Di keseharian kehidupan kita teramat banyak hal kita jumpai secara berlebihan. Bahasa agama menyebutnya sebagai israf. Apapun itu, sesuatu yang diterima atau diberikan secara berlebihan tentu tidak baik.

Air yang kita gunakan berwudlu kebanyakan masih berlebihan, padahal Rasulullah sendiri mencontohkan hemat menggunakan air. Kebanyakan kita masih merasa tidak puas jika kran mengalir tak deras. Padahal kita mungkin hanya butuh segayung saja atau malah masih kebanyakan. Belum lagi jeda antar basuhan satu ke basuhan lainnya.

Nasi yang dimakan dari piring-piring kita di meja makan masih menyisakan beberapa bulir nasi. Jika kita kalikan orang se-Indonesia ada berapa ton beras setiap harinya yang terbuang.
Acara seremoni atau rapat-rapat kadang menampilkan sosok-sosok yang rasanya gatal jika tak bicara. Rasa ingin tampilnya dan merasa wah bisa berbicara dengan mic di hadapan orang banyak seolah mendorongnya harus bicara dan harus lama. Padahal, jamaah atau audien pun tak butuh banyak pembicaraan.

Seorang rois tahlilpun tak sedikit dijumpai memimpin tahlil harus dengan mengucap banyak kata-kata yang sebaiknya tak perlu. Cukup salam dan pimpin tahlilan saja. Tak perlu banyak mengulang doa setelah berdoa. Tahlil yang berlebihan (kelamaan) berpotensi mengurangi keikhlasan jamaah.

Cukup itu cukup, begitulah kata Reza Rahardian sebagai prinsip hidupnya. Ia hanya menghabiskan uang cukup Rp 50.000 saja untuk keperluan hidup seharinya di rumah. Jika semua menerapkan prinsip cukup itu cukup maka tak ada pemborosan dan kejenuhan. Semua berjalan pas. Nyaman. Ujungnya, keberkahan bagi semua.
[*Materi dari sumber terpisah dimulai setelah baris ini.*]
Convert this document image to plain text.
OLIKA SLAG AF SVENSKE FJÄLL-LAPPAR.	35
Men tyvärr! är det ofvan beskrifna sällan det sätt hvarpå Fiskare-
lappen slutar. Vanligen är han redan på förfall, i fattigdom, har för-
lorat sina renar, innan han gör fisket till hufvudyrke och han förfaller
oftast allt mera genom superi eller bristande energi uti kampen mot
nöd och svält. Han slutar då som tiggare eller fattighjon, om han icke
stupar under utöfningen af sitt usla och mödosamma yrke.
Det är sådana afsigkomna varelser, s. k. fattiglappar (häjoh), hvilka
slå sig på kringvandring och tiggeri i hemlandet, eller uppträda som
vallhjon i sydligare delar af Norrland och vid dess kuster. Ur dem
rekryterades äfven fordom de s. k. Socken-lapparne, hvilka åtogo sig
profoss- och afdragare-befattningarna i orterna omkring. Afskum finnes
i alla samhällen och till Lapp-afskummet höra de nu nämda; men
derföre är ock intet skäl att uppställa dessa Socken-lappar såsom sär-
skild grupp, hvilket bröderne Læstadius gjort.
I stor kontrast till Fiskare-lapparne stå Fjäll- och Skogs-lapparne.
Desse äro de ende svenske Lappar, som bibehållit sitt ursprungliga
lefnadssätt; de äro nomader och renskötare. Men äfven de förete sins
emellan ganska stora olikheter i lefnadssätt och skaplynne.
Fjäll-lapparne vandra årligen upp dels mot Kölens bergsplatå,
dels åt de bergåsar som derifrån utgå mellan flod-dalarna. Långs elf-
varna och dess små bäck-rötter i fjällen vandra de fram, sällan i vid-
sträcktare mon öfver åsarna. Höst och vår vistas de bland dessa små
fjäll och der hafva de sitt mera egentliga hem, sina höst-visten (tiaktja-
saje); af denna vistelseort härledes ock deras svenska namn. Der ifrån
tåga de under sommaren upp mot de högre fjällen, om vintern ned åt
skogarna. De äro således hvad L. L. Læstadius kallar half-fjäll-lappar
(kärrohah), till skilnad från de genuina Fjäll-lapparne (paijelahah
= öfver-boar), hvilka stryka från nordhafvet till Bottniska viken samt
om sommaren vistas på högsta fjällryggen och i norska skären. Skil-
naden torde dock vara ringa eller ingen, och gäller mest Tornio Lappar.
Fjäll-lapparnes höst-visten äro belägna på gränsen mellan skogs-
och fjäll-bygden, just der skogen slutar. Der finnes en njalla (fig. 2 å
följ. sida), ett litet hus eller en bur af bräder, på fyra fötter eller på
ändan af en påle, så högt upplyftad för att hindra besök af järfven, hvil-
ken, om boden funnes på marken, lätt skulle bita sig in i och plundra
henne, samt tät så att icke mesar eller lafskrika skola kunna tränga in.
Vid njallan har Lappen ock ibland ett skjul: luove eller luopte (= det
Belakangan ini negara kita sedang diramaikan berita pemotongan anggaran yang mencapai Rp 300 T lebih. Harusnya, jika menerapkan prinsip cukup itu cukup maka penghematan sampai 50% pun bisa sebenarnya. Dari sini saya ngen-ngen (berangan-angan) bahwa kita selama ini banyak kehilangan keberkahan ya karena berlebihan kita di banyak hal. Saatnya mengurangi yang berlebihan.